La resolución de Soto se conoció apenas 24 horas después de un movimiento estratégico de la cúpula judicial provincial: la Procuración General de la Provincia del Chaco había dispuesto —mediante la Resolución N° 45 del procurador adjunto Miguel Fonteina— la intervención conjunta y supervisión de la fiscal de Cámara Segunda en lo Criminal, Andrea Verónica Bastos, para actuar a la par de Soto en el expediente.
Los motivos del apartamiento: denuncia previa y resguardo del proceso
Lejos de estar vinculada directamente a la co-conducción dictada por Procuración, la inhibición firmada por el fiscal Marcelo Soto este 20 de mayo se fundamentó en una causal técnica contemplada en el artículo 67 inciso 7 del Código Procesal Penal del Chaco.
El funcionario judicial argumentó que correspondía su apartamiento debido a una denuncia previa formulada en su contra ante el Consejo de la Magistratura por parte del abogado Juan Antonio Arregin, quien ejerce la representación legal del intendente de la ciudad, Bruno Cipolini, uno de los actores institucionales vinculados al devenir del expediente.
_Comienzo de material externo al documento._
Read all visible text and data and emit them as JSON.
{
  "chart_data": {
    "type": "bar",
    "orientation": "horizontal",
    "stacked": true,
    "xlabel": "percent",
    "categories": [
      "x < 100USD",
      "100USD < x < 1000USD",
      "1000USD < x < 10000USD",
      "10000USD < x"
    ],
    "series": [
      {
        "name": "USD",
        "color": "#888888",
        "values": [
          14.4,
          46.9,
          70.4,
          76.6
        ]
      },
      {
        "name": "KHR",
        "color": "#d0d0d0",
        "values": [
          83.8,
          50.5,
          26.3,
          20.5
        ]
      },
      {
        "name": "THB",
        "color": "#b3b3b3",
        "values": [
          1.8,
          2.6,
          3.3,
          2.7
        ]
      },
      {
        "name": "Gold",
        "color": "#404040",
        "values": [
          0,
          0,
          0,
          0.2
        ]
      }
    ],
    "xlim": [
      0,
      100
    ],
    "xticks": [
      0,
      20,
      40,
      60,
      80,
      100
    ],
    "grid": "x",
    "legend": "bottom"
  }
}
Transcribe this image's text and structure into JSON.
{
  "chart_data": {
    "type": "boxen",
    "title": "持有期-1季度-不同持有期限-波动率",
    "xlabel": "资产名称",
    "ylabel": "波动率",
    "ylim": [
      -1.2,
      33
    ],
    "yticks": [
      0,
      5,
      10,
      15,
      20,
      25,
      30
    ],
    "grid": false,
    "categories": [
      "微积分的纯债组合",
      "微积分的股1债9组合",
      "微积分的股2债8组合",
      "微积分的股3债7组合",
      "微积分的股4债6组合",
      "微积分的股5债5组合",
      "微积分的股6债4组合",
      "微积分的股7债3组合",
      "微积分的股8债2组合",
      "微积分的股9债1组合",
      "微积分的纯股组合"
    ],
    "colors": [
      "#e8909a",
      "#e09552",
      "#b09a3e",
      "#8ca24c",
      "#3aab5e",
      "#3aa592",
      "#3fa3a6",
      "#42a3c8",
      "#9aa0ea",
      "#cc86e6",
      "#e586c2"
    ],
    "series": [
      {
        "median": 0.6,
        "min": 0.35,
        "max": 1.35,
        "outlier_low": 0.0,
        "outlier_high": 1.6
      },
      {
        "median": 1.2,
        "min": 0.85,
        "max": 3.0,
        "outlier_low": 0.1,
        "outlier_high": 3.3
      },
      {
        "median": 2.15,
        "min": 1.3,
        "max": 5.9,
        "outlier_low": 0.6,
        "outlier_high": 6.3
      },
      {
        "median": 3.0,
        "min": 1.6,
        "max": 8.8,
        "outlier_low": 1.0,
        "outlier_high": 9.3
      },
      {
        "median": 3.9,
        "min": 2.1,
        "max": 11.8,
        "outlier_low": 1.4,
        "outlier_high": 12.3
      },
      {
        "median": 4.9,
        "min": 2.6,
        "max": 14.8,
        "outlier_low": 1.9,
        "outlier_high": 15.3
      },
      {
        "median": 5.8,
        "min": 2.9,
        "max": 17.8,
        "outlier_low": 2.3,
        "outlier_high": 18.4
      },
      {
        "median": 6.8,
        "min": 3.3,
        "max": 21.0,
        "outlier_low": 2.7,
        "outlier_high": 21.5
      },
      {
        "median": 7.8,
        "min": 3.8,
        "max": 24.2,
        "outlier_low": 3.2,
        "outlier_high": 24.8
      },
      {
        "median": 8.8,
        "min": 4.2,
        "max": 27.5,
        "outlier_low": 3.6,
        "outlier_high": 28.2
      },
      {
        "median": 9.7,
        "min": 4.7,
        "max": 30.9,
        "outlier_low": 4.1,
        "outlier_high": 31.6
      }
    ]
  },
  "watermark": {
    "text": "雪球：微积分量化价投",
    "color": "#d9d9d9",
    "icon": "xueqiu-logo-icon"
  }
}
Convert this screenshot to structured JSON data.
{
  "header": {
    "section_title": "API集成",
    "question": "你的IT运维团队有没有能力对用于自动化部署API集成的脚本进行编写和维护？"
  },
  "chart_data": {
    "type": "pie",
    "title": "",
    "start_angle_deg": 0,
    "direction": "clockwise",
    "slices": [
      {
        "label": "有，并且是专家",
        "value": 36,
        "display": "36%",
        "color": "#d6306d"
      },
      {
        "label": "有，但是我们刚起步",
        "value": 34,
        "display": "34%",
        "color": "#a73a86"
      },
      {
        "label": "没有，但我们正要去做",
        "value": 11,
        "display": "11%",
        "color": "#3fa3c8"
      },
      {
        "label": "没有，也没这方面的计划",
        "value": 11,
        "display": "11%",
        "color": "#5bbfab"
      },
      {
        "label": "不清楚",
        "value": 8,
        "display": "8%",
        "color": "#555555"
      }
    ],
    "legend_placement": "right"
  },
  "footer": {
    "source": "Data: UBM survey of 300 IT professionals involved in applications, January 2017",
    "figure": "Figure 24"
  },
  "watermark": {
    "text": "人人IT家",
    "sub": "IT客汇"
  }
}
En su escrito de inhibición, Soto remarcó que su inhibición busca de manera taxativa:
- Garantizar el debido proceso y blindar la objetividad que requiere la actuación del Ministerio Público Fiscal.
- Evitar eventuales planteos de nulidad por parte de las defensas que pudieran dilatar o entorpecer el avance de la investigación.
La medida adoptada no solo alcanza al magistrado, sino a la totalidad del Equipo Fiscal N° 3, obligando al traspaso completo de las actas y cuerpos del expediente a la oficina del fiscal Valero.